FAISALABAD, DEC. 1. Graham Thorpe, showing the application which is new to his game since he took a winter's holiday a year ago, fought almost all day to keep England from disaster in the second Test.

He even gave it a scent of victory but to achieve that most unlikely result it will have to win the battle with the Pakistan spinners all over again in the fourth innings on a pitch that is bound to be a horror by the fifth day.

England's day was spoiled when three wickets fell in five balls towards the end but it is only 34 behind with two wickets standing which means that the chances of a result in the next two days are considerable.

For most of a day of 80 overs, 190 runs and five wickets, all but the most devout cricket follower must have been bored out of his mind; and the game rarely raised the three- quarters full Iqbal Stadium to full volume.

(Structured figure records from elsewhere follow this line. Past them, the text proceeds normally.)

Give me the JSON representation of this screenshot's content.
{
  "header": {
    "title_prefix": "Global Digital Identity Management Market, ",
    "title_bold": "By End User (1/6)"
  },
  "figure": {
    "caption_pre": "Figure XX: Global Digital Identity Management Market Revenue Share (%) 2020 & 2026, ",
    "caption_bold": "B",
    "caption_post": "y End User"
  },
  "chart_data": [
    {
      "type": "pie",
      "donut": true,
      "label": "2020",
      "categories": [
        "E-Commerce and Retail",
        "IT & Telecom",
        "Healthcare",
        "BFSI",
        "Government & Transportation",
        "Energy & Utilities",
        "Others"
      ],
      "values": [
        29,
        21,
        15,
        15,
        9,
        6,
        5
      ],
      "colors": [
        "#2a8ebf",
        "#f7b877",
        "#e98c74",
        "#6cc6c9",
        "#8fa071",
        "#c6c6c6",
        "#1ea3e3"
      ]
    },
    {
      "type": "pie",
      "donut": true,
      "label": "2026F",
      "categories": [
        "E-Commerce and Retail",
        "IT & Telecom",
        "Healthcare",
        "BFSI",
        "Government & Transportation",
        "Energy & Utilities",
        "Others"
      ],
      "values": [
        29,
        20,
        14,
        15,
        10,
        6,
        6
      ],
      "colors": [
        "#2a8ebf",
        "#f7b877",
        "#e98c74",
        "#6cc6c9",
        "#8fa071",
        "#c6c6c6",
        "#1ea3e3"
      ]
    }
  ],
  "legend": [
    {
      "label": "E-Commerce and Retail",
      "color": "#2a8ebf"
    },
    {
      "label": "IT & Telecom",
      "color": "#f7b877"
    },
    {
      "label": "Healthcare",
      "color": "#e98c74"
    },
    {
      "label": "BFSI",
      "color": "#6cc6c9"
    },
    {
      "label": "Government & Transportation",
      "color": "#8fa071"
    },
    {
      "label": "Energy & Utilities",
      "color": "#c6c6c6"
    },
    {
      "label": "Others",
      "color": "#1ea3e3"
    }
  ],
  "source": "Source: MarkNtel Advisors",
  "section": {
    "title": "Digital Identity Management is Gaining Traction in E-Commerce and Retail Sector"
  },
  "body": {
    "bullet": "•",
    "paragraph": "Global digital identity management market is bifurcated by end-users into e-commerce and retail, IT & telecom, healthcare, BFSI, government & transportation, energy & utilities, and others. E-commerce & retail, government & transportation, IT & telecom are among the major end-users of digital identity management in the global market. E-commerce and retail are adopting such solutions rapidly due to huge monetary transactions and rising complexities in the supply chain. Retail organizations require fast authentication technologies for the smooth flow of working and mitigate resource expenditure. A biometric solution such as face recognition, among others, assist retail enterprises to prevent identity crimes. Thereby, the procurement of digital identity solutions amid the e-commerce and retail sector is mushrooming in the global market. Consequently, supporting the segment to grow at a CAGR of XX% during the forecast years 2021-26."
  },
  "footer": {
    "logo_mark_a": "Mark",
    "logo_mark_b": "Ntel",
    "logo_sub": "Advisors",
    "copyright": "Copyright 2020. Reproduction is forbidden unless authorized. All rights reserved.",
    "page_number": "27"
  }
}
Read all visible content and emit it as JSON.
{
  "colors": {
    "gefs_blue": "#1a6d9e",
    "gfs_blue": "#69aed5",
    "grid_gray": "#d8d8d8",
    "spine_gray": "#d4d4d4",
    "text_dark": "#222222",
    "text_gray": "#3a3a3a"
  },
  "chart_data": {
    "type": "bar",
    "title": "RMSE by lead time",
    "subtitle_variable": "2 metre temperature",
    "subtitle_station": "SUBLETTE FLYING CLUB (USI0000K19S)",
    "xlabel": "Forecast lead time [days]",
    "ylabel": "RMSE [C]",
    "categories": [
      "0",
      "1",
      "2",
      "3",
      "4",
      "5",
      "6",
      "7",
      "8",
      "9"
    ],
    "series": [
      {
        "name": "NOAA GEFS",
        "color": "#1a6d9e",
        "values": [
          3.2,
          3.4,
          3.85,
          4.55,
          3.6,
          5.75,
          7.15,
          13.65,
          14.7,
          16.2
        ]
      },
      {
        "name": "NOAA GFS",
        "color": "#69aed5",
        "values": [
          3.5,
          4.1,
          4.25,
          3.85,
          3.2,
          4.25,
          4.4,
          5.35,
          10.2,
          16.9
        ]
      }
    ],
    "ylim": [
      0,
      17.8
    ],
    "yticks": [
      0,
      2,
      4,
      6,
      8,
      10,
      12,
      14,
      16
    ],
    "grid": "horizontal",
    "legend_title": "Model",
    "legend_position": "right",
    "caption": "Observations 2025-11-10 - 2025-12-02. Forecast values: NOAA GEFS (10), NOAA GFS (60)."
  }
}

Thorpe took on the three main spinners with the aid of two more men of Surrey whose knowledge of Saqlain Mushtaq may not be perfect but is still greater than any of their team mates.

Ian Salisbury, who had been sent in 20 minutes before the close of the second day as nightwatchman, did his duty well above and beyond expectations and it was not until mid-afternoon, when England's overnight 110 for three had been taken to 203, that he at last gave a catch to the agile Yousuf Youhana at silly point. He and Thorpe had added 97, but just as much to the point, was the manner of Salisbury's defiance.

He might have been caught by the wicket-keeper Moin Khan and there were times when the short-pitched attack from Wasim Akram and the mixture of devious spin from Saqlain, his bowling partner at the Oval, were too much for him. But Salisbury thoroughly enjoyed his 209 minutes at the crease. His response to being beaten was a broad grin; a sure way to get under the skin of your opponents.

Thorpe, who had batted for 777 minutes in this series when he was leg before to Wasim Akram with the belated new ball, was on top of Saqlain, Danish Kaneria and Ashad Khan from the start.

When he is feeling good he lopes his runs and on Friday was tapping the ball into the empty spaces and running - not very often, of course, since the focus of his five hour innings was defensive - robotically as he does in one-day Internationals.

Since he returned to the side for the third Test against West Indies his scores have been 0, 46, 40,10, 118 and 5.